А теперь, когда она будет одна — не в его свирепом присутствии, — они будут чувствовать себя свободнее, чтобы атаковать ее.

Несколько отелей смотрелись в воду «убежища от тайфунов». Хотя ей была ненавистна сама мысль о том, чтобы выйти наружу, она все же решила позавтракать в отеле «Эксельсиор», откуда открывался самый лучший вид, особенно в новогоднее утро. Судя по помятым лицам за столиками вокруг, она была одной из немногих, кого не мучило сегодня похмелье.

Она сидела в одиночестве, выпивая бесчисленные чашки зеленого чая, и неотрывно смотрела на пятнышко воды в «убежище от тайфунов», где раньше стояла на якоре «Мандалай», и снова высчитывала и пересчитывала время, когда Дункан должен вернуться в Козвэй Бэй.
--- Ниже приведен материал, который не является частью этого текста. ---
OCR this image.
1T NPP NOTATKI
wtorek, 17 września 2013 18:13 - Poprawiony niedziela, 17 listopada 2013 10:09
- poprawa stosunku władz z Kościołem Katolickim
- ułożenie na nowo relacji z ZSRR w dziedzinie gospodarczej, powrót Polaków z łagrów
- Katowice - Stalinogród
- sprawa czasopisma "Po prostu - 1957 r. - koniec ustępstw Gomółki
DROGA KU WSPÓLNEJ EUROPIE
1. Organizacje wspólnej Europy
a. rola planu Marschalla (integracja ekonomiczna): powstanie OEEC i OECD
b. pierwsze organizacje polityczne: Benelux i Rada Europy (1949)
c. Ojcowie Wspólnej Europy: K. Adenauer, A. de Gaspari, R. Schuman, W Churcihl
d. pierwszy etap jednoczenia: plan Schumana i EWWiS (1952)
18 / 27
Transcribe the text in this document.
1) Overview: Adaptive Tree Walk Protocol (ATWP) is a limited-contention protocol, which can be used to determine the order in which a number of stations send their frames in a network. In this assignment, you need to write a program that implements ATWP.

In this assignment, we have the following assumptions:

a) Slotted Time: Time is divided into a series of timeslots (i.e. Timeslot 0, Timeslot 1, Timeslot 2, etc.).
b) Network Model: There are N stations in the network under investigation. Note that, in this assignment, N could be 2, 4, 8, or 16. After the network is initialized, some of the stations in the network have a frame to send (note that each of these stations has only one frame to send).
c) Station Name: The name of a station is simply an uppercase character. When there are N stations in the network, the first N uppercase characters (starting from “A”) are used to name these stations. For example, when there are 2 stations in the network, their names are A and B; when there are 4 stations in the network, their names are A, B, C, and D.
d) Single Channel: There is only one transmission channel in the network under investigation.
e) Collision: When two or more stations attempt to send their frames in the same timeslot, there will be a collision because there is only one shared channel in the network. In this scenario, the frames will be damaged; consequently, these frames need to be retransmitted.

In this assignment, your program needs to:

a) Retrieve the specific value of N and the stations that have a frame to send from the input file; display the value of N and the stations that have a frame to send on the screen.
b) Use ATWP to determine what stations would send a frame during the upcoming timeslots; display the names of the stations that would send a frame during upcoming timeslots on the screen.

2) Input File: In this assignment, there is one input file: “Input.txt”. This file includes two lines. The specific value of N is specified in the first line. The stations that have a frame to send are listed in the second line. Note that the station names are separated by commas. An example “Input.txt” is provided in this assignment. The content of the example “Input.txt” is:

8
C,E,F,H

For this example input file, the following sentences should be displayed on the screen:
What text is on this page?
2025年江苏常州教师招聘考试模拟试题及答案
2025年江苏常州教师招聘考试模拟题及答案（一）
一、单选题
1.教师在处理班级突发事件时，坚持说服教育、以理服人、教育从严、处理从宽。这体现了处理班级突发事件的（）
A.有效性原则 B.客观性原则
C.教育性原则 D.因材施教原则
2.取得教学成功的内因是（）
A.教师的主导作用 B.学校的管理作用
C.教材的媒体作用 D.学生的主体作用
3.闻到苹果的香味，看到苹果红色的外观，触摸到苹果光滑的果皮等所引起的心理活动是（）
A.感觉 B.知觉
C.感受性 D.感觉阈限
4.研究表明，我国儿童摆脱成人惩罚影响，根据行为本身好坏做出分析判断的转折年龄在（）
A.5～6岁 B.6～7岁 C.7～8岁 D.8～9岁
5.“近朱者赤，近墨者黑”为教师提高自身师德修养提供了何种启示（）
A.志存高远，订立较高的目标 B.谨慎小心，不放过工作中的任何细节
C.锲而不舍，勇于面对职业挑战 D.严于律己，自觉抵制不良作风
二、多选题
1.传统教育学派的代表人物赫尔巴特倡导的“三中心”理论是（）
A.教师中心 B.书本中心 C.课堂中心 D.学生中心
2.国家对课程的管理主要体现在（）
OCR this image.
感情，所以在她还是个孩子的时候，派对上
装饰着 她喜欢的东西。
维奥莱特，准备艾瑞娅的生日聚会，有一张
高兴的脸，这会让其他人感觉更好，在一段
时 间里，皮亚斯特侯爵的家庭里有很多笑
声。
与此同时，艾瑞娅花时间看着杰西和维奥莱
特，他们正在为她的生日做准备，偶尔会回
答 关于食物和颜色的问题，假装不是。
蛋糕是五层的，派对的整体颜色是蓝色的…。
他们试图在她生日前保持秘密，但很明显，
Она поклялась себе, что не будет беспокоиться до четырех часов. Четыре часа промелькнули — ни малейших признаков его яхты. Полпятого. Пять. Темнота вползла с востока и севера, где горы Китая обрывались около моря и неба.

Как раз перед тем, как упала полная темнота и было еще достаточно светло, чтобы читать, она заметила, что морская полиция вела спасательные работы — массивный вертолет пролетел над «убежищем от тайфунов», Она высунулась из окна и увидела, что он полетел дальше к посадочной площадке у старого причала. Минутой позже стало совсем темно.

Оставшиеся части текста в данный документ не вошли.